Chanter les parties individuellement (tests unitaires réussis) : Tests du composant de rendu (réussis, opérations sur fichiers mockées), tests du script preload (réussis, système de fichiers mocké), tests de la couche service (réussis, source de données mockée). L'agent déclare la complétion.
Chanter ensemble (défauts révélés par les tests end-to-end) :
| Défaut | Description | Test unitaire | E2E |
|---|---|---|---|
| Inadéquation d'interface | Format de chemin de fichier incohérent | Manqué | Détecté |
| Propagation d'état | La progression de l'export n'est pas renvoyée à l'UI via IPC | Manqué | Détecté |
| Fuite de ressources | Handles d'export de gros fichiers non libérés | Manqué | Détecté |
| Problème de permissions | Permissions différentes dans l'environnement packaging | Manqué | Détecté |
| Propagation d'erreur | Les exceptions de la couche service n'atteignaient pas la couche UI | Manqué | Détecté |
Les 5 défauts ont été détectés par les tests de bout en bout, tandis que les tests unitaires n'en ont détecté aucun. Le coût a été une augmentation du temps de test de 2 secondes à 15 secondes — tout à fait acceptable dans un flux de travail d'agent. Aussi bien que chaque partie chante individuellement, ça ne remplace pas une répétition générale complète.
Points clés
- Les tests unitaires sont systématiquement aveugles aux défauts aux frontières des composants — leur conception par isolation est précisément ce qui les empêche de détecter les problèmes d'interaction. Que chacun chante correctement ne signifie pas que le chœur n'est pas faux.
- Le test end-to-end ne détecte pas seulement les défauts, il change le comportement de codage de l'agent — le faisant se concentrer davantage sur l'intégration et les frontières.

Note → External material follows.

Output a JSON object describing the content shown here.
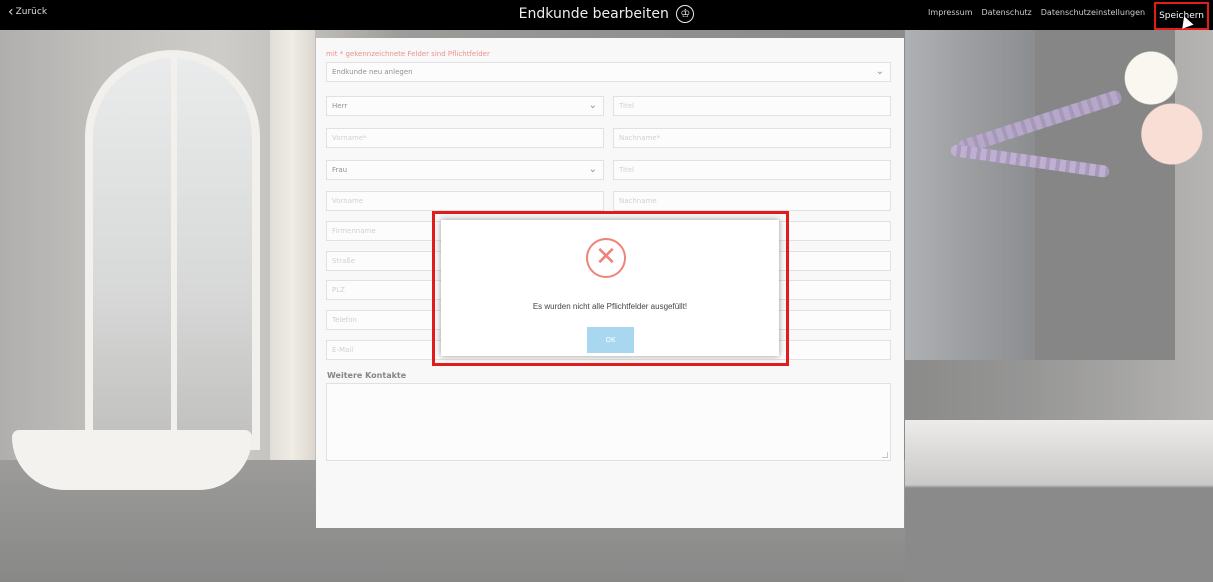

- Les règles architecturales doivent être exécutables — non écrites dans un document en attente d'être lu, mais automatiquement vérifiées à chaque commit.
- Les messages d'erreur doivent être conçus pour les agents — incluant des étapes spécifiques sur « comment le corriger » pour former une boucle auto-corrective.
- La promotion du retour de revue renforce automatiquement le harness — chaque catégorie de défaut capturée devient une ligne de défense permanente.
Pour aller plus loin
- How Google Tests Software - Whittaker et al. — La source classique du modèle de pyramide de tests
- Harness Engineering - OpenAI — Pratiques d'ingénierie pour l'exécution automatisée des contraintes architecturales
- Chaos Engineering - Netflix (Basiri et al.) — Injection proactive de pannes pour vérifier la résilience du système
- QuickCheck - Claessen & Hughes — Méthodologie de test par propriétés, entre le test par l'exemple et la vérification formelle
Exercices
Détection de défauts inter-composants : Choisissez une tâche de modification impliquant au moins trois composants. D'abord, lancez uniquement les tests unitaires et enregistrez les résultats, puis lancez les tests de bout en bout. Analysez à quel type de problème d'interaction inter-couches appartient chaque défaut supplémentaire découvert.
Automatisation d'une règle architecturale : Choisissez une contrainte architecturale de votre projet et transformez-la en vérification exécutable (avec un message d'erreur orienté agent). Intégrez-la dans le harness et vérifiez son efficacité avec une tâche de référence.
Promotion du retour de revue : Trouvez un type de commentaire récurrent dans votre historique de revue de code et convertissez-le en vérification automatisée en utilisant le processus en cinq étapes. Comparez la fréquence du problème avant et après la promotion.